Could you explain where the 100MHz signal is coming from? Is that the downmixed output signal from the EPR (i.e. you are using some form of heterodyne scheme)? Presumably your EPR frequency is is at least a few GHz (Say X-band)?

The SR830 does indeed have a BW of 100 kHz. Why are you using a modulation signal equal to the BW? Why not using something slightly lower, say a few tens of KHz?

I also don't quite understand why you think the phase should be constant, if you are measuring the slope of a complicated signal(such as a EPR spectra) I would expect the resulting phase to vary at least a bit when measured with a lock-in

 

[LIADuck]

Could you explain where the 100MHz signal is coming from? Is that the downmixed output signal from the EPR (i.e. you are using some form of heterodyne scheme)? Presumably your EPR frequency is is at least a few GHz (Say X-band)?

The SR830 does indeed have a BW of 100 kHz. Why are you using a modulation signal equal to the BW? Why not using something slightly lower, say a few tens of KHz?

I also don't quite understand why you think the phase should be constant, if you are measuring the slope of a complicated signal(such as a EPR spectra) I would expect the resulting phase to vary at least a bit when measured with a lock-in

Yes, 100 MHz signal is down-converted signal ( Local oscillator - Intermediate frequency). Signal frequency is 9 GHz , X-band region. In that exp, Local oscillator frequency is 9.13 GHz, and IF is 9.03 GHz.

SR830 actually has 102 kHz BW according to datasheet

The 100 kHz modulation frequency is the default frequency used in EPR, likely related to 1/f noise. However, it can be lowered as needed.

I thought it should remain consistent because, as seen in Fig. 3, the phase during the measurement of the left peak was maintained almost consistently. I expected the phase plot to at least appear as a mirror image on both sides. Of course, I could be wrong.

Thank you for reading.

 

[tech99]

100 kHz seems very close to the top end of the LIA response, so you might see phase distortion from the LPF at the LIA input. It depends on the sweep speed whether sidebands fall close to 102 kHz. As you are seeing asymmetry I think I would check this.

 

[LIADuck]

100 kHz seems very close to the top end of the LIA response, so you might see phase distortion from the LPF at the LIA input. It depends on the sweep speed whether sidebands fall close to 102 kHz. As you are seeing asymmetry I think I would check this.
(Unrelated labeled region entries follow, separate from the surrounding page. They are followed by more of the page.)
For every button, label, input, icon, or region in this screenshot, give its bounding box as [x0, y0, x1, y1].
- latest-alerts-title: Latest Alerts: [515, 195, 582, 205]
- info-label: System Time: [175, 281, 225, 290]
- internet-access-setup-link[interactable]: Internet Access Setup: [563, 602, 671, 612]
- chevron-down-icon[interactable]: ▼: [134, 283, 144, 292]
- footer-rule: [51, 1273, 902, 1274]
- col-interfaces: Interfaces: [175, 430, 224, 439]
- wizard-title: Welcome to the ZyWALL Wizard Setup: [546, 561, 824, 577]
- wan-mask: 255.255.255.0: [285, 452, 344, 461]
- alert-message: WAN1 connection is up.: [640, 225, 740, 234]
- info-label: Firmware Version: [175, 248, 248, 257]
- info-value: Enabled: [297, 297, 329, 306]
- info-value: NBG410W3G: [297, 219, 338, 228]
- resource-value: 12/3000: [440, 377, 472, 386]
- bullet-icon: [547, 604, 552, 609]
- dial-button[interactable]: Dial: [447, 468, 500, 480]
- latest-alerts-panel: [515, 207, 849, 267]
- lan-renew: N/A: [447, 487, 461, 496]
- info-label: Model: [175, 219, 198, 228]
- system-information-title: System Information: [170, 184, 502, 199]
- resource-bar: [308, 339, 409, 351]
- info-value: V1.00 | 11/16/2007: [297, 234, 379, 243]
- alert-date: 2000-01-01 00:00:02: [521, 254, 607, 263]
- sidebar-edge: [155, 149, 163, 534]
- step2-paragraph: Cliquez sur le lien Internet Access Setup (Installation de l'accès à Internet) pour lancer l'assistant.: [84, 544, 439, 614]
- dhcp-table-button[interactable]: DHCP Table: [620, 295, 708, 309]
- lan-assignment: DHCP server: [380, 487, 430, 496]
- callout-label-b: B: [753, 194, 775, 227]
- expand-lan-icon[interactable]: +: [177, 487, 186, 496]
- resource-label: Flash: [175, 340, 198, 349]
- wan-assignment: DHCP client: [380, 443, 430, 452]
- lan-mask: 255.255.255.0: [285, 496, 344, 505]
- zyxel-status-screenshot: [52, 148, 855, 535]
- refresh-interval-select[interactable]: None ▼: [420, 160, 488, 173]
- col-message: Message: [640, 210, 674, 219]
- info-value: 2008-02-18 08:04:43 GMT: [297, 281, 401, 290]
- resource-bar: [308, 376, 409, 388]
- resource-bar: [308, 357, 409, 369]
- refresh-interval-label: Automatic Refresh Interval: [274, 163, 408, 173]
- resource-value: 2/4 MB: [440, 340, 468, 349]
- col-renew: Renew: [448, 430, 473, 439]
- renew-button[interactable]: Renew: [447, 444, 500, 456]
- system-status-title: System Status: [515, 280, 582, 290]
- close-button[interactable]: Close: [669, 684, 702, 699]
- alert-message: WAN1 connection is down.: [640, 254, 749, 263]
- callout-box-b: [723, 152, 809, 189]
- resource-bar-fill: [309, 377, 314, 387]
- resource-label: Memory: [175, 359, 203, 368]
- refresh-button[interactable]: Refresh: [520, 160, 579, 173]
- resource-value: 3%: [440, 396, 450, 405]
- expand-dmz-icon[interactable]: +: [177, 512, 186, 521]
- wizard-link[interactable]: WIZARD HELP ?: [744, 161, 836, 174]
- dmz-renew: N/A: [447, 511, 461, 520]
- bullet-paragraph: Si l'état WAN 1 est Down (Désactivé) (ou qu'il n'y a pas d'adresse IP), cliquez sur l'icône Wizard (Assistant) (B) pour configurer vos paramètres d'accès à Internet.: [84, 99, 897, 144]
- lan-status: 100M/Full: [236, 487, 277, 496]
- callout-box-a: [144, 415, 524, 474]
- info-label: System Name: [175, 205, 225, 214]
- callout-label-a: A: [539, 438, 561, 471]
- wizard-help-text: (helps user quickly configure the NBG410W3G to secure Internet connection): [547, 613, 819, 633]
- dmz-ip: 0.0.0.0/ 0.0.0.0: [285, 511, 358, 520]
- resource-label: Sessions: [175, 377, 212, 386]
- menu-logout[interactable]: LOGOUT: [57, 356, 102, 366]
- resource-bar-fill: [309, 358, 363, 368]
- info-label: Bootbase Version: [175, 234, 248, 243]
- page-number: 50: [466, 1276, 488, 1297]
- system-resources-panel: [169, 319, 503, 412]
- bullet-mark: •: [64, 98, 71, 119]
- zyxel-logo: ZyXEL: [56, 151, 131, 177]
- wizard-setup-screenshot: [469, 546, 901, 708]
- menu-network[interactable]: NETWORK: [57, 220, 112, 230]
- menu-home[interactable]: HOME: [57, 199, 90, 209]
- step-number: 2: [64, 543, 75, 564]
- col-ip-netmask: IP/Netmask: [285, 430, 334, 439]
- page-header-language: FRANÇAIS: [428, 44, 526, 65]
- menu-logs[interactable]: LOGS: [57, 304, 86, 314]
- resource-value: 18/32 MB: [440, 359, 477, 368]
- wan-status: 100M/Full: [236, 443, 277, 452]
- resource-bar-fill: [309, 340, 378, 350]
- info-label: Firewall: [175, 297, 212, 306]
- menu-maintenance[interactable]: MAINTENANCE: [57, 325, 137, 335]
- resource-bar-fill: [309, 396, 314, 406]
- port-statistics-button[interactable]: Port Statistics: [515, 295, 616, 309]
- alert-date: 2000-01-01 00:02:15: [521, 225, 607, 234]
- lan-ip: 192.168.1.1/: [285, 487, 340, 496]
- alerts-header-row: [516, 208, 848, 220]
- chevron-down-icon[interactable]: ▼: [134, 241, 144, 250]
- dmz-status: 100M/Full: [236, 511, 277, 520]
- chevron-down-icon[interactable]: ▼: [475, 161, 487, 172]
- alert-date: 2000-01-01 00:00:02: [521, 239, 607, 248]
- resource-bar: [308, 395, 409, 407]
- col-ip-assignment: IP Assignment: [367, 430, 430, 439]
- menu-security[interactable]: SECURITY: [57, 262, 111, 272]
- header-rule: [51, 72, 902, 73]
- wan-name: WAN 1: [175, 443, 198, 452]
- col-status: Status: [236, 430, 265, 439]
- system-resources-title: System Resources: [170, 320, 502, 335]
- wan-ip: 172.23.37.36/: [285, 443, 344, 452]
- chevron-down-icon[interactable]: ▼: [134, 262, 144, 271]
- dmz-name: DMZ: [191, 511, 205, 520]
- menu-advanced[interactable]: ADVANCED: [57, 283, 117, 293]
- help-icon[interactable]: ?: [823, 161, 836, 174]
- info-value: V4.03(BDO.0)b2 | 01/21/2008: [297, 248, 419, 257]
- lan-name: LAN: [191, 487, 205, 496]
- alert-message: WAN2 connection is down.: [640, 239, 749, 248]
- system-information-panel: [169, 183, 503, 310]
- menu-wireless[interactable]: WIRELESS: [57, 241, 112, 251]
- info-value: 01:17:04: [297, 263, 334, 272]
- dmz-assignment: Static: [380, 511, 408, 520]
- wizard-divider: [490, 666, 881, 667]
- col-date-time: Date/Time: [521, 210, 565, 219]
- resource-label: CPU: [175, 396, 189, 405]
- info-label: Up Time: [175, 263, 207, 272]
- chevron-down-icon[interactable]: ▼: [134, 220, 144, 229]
I have one question. Does sweep speed refer to the measurement speed of the experiment? The right image in Fig. 3 shows results measured by varying the magnetic field strength in smaller steps compared to the left image.

Thanks for your reply. I will try experiment following your comment for BW of LIA

 

[tech99]

The sweep must be carried out slowly so that the bandwidth is not increased excessively. You have only 2kHz bandwidth available at best, so the sweep probably needs to take more than a few milliseconds. Also it sounds as if the steps are discontinuous, which might generate additional side frequencies which will have to be accommodated by the LIA bandwidth.